From: Tissue memory relies on stem cell priming in distal undamaged areas
a, Epidermal whole mounts of H2AK119ub in INFU at 0w and 8w pw1, 1w pw1 and 1w pw2, in distal memory area (5 mm from wound bed). b, Setting for PRT4165 treatment in Lrig1 GL mice: day 0, genetic labelling through 4-Hydroxytamoxifen (4OHT); day 7-9-11, PRT4165/vehicle treatments; day 11, 6 h after the last treatment scRNA-seq, ATAC–seq or a full-thickness injury; day 18 (1w pw1), histology. c, Epidermal whole mounts of Lrig1 GL tdTomato+-treated cells. d,e, scRNA-seq data from Lrig1 GL-treated cells. d, UMAP of cells coloured by cluster. e, Heat map of known memory GO terms. Gene expression is shown per cluster as ratio between PRT4165- and vehicle-treated cells. f–k, ATAC–seq of sorted Lrig1 GL upper-HF cells (Sca-1+) from PRT4165- and vehicle-treated skin. f, Genomic loci gained after PRT4165 treatment. g, Density plots of ATAC–seq signals ±1 kb of peaks (logFC > 0.5, P < 0.05) (top) and heat map of the signal score of individual peaks (bottom). h, Venn diagram showing the ATAC–seq peaks gained in PRT4165-treated versus vehicle-treated (red). i,j, Analysis of genes associated with gained peaks in PRT4165-treated versus vehicle-treated. i, Intersection between these genes and the genes associated to distal memory peaks.
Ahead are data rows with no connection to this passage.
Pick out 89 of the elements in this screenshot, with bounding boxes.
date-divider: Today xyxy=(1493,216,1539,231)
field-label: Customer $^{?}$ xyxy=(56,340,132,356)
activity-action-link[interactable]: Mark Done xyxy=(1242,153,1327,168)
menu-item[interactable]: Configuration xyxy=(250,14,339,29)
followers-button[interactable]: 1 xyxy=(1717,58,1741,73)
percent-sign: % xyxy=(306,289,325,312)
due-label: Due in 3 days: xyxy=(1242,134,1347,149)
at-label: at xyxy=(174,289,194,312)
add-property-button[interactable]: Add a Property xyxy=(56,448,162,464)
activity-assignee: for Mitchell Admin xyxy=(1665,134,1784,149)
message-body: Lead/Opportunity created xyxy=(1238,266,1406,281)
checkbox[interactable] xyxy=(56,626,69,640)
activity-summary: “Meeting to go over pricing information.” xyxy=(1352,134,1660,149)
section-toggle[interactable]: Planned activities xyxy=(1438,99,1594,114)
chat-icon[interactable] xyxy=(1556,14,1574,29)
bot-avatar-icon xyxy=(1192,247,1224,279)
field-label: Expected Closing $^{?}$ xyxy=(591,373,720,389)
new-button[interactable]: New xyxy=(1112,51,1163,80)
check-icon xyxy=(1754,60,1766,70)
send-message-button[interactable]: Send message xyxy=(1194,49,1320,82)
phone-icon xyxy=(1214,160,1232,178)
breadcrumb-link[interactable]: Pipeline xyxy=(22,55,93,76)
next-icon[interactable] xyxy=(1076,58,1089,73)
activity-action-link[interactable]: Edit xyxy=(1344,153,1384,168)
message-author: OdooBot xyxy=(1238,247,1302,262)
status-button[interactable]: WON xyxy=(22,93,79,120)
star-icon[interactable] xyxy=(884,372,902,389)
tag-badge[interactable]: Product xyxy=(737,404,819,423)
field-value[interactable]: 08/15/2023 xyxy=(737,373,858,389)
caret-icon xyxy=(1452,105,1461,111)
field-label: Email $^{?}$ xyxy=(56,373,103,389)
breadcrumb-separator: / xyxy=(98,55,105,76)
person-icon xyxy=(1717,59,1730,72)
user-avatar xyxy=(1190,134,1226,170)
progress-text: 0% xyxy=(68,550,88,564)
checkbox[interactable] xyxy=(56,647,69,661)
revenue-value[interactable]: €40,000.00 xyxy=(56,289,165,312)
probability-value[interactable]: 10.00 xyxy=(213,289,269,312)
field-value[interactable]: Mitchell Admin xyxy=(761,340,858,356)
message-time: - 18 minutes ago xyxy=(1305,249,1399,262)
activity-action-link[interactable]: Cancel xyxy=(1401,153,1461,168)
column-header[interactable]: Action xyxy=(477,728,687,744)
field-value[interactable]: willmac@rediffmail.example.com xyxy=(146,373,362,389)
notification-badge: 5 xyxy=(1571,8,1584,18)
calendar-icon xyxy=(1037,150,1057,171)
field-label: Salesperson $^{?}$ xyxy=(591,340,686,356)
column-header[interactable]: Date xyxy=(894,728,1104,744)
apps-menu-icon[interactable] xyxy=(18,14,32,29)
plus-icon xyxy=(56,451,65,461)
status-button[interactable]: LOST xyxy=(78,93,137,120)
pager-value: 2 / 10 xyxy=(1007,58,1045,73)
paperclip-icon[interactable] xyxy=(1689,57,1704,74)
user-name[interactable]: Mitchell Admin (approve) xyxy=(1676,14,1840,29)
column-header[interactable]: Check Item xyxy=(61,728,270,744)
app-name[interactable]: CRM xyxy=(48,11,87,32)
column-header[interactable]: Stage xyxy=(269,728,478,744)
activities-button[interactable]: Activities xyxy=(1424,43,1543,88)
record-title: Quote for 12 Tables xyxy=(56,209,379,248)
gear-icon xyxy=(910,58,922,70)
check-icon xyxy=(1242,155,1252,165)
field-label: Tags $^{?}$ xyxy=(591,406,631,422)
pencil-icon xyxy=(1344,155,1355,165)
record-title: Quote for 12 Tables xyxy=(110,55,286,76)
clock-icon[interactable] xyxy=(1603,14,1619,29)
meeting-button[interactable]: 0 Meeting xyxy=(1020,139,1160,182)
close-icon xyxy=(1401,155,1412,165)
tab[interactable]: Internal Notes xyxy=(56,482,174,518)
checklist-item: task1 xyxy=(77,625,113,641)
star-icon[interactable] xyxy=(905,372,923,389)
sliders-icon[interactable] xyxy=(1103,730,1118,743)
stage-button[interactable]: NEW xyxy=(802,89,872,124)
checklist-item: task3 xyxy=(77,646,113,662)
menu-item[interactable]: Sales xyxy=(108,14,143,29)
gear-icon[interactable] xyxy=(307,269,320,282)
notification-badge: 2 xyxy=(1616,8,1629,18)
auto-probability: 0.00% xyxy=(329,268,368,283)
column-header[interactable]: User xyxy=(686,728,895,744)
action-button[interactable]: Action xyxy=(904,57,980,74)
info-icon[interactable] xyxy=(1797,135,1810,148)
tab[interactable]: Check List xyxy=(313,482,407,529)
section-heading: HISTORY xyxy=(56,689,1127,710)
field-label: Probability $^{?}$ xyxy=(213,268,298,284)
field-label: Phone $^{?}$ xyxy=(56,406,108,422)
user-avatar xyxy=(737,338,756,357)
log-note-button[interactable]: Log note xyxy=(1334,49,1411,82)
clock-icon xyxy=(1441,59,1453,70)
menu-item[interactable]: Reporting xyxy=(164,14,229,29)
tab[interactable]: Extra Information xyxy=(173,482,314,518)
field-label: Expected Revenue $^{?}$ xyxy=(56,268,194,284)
Random permutation p-value (P) is shown. j, GO analysis, plotted as −log10 of adjusted p-value (AdjP). Dashed line underlines significance. k, Transcription factor (TF) motifs enrichment for PRT4165 gained peaks (to vehicle), based on de novo motif discovery. Ranking of motifs with a match score of >0.8 to a known motif. l, 3D surface plots of Lrig1 GL cells from HF whole mounts. Dashed line represents the IFE–HF boundary while arrows the IFE exit. m, Quantification (left) and images (right) of ex vivo assay of treated Lrig1 GL skin (red channel). n = 10 explants. n, Glut1 quantification (left) and INFU whole mounts (right) of treated epidermis. n = 6 mice. P-value from a two-tailed t-test, if not differently indicated. Data are mean ± s.d. Scale bars: 50 μm (a, l, m and n); 1 mm (c). scRNA-seq (d and e) and ATAC–seq (f–k) data are the integration of two independent experiments, each of them based on four and two biological replicates, respectively.